Chateaubriand’s interest in botany is well known. It is apparent not only in his works but also in his daily life when he tended the garden at his property in the Vallée-aux-Loups.

Although little is known about Madame Chaussée, it is certain that she was an amateur botanist in Le Havre. She was behind the creation of a unique rose in the 1820s. For a time, she was dispossessed of her creation in favour of Monsieur Caron, caretaker of the garden at Rouen town hall (Singer, Max, Dictionnaire des roses, 1885, p.335).

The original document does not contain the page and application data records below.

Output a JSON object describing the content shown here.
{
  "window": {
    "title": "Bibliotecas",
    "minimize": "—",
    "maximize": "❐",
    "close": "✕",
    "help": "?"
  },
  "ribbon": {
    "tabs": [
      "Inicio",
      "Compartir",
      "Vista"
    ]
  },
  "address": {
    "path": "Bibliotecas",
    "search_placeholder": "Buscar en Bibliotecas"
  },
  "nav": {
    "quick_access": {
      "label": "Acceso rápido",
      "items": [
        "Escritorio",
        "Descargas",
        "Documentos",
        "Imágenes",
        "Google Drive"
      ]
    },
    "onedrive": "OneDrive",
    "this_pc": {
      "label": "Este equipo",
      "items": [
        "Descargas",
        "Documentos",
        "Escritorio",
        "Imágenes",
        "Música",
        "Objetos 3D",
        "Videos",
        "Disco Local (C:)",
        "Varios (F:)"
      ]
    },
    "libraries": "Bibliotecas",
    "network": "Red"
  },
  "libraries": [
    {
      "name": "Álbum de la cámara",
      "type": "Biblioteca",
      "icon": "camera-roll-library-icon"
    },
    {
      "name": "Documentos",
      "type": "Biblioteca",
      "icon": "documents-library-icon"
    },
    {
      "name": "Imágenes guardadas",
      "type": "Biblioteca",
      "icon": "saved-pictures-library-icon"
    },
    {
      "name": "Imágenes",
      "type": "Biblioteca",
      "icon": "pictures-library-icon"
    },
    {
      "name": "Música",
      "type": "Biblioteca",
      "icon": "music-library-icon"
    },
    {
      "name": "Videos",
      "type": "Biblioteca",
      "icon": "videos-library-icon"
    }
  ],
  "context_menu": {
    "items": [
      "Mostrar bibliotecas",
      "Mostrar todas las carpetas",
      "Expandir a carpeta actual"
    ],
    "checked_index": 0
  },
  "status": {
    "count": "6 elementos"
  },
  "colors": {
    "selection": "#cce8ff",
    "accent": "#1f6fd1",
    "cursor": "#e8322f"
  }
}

Although there are no historical documents linking Chateaubriand to Madame Chausée, we cannot ignore the fact that their lives coincided. Botany was not the only thing that linked them. They also frequented the same places. It was in Le Havre that the author disembarked after his stay in America, and he devoted several passages to the town in his Mémoires d’Outre-tombe (Livre VII).

Provenance: From the very fine collection of Doctor Armand Ripault (bookplate with the motto “d’espérer servira”), his auction catalogue 24-26 January 1924 (first part, no. 239); André Cade (bookplate): Professor of general pathology and therapeutics at the Faculty of Medicine in Lyon. – Correspondent at the Académie de médecine and member of the Académie des sciences, belles-lettres et arts de Lyon.